Materials needed for this experiment:
~Corn Starch (About as much water as you are using)
~Stirring rod (or anything to stir with)

Step 1: Mix it!

Put water in a big bowl/container you adding corn starch until the water becomes extremely tough to stir. It has also been described as a syrupy texture, but you should be able to feel a difference. If you are not sure, you can test it by applying pressure with the poke of your finger or a spoon. You will feel and initial resistance by the fluid and then it will slowly release.

Step 2: The Fluid Itself

You will notice if you leave the fluid unattended for a spell, it will separate into two parts and solid will be on the bottom of the container. Simply mix it up once again to regain the non-Newtonian fluid texture.

As you poke and prod at the mixture, you can see and feel (if you use your hands) the mixture turning solid into liquid or vice versa. Get hands on! The texture is great to feel and will keep you occupied for hours on end!

After messing around for a bit, add more corn starch. This results in a more solidified liquid and you can better feel the reactions.

Watch the attached video for a moving preview of the non-Newtonian fluid!

Step 3: Experimenting: Heat

The first additional experiment that was tested was by microwaving part of the fluid. I put it in the microwave for roughly 45 seconds on half power (5, in my case). This resulted in what looked like an egg-shaped object, with a yellow center and a white outer ring.

Watch the attached video for the microwaving and examination of this.

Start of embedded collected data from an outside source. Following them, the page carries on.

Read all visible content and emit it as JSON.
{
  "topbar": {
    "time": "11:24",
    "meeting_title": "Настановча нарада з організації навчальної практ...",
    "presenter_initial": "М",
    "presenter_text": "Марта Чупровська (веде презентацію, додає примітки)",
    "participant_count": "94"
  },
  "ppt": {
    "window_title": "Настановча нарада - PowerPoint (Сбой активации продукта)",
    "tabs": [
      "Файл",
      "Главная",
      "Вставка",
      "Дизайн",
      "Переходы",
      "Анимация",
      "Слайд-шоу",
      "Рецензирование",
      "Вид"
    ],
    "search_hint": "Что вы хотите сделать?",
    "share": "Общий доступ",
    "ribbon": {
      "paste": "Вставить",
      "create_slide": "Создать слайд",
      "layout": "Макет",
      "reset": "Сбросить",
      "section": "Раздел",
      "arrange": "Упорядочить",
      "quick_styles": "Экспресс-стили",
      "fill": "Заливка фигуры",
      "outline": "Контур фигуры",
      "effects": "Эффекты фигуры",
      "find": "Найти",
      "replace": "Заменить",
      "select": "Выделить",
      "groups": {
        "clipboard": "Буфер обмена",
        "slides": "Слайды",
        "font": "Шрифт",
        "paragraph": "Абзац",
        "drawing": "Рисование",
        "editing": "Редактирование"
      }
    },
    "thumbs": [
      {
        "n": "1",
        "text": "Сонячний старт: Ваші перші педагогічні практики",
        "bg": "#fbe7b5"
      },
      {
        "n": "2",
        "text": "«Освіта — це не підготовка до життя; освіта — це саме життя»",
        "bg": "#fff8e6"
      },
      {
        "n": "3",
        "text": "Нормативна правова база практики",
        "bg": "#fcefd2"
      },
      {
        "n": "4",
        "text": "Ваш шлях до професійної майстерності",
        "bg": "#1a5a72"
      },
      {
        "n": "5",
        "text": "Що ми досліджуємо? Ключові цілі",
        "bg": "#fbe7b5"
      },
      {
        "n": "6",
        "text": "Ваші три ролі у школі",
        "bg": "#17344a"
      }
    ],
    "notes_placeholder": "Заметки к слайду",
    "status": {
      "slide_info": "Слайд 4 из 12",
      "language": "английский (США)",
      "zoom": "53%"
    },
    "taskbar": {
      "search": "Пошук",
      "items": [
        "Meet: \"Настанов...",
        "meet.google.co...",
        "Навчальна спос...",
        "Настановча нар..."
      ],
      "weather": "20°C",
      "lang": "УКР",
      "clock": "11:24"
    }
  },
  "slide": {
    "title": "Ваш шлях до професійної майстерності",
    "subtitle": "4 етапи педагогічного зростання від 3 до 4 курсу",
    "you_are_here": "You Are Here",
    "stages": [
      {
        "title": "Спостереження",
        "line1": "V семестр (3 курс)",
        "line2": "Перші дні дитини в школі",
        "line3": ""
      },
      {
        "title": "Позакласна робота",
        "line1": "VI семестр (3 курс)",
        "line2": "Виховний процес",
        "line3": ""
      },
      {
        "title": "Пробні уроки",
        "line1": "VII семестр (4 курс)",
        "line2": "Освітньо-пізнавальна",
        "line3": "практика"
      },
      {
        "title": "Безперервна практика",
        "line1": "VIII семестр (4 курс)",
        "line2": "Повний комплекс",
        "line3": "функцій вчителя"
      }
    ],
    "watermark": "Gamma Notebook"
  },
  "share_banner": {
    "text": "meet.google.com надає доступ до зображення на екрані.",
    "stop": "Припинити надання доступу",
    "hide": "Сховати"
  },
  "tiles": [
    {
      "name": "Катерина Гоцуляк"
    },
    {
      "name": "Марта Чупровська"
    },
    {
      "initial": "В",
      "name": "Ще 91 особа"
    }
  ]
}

Step 4: Experimenting: Ice (Version 1)

In this experiment, I put a cup of the non-Newtonian fluid into a freezer to see the effects. After leaving it in there, it was examined later. It had some cool line patterns on the surface like it was exerting tension or something of the like.

Step 5: Experimenting: Ice (Version 2)

In this experiment, a cup of non-Newtonian fluid was put in an ice bath to see the effects it would have on the solution.

The solution because more solidified and would crack and break apart instead of turning back into a liquid. Kind of obvious, but fun nonetheless.

So, now it's time for you to start experimenting! Post any other experiments you do here.

Step 6: Your Experiments

ThatHippyMan writes::
"After playing with my mixture a while, I started adding alot more water then immediatly microwaving it. Its almost like ballistics jel now."

Magnelectrostatic writes:
"blow bubles in it with a straw! they aren't normal"

odiekokee recounts an experience with the substance:
"This stuff started me down a VERY interesting road of research in my youth (yes, I was a VERY wierd kid)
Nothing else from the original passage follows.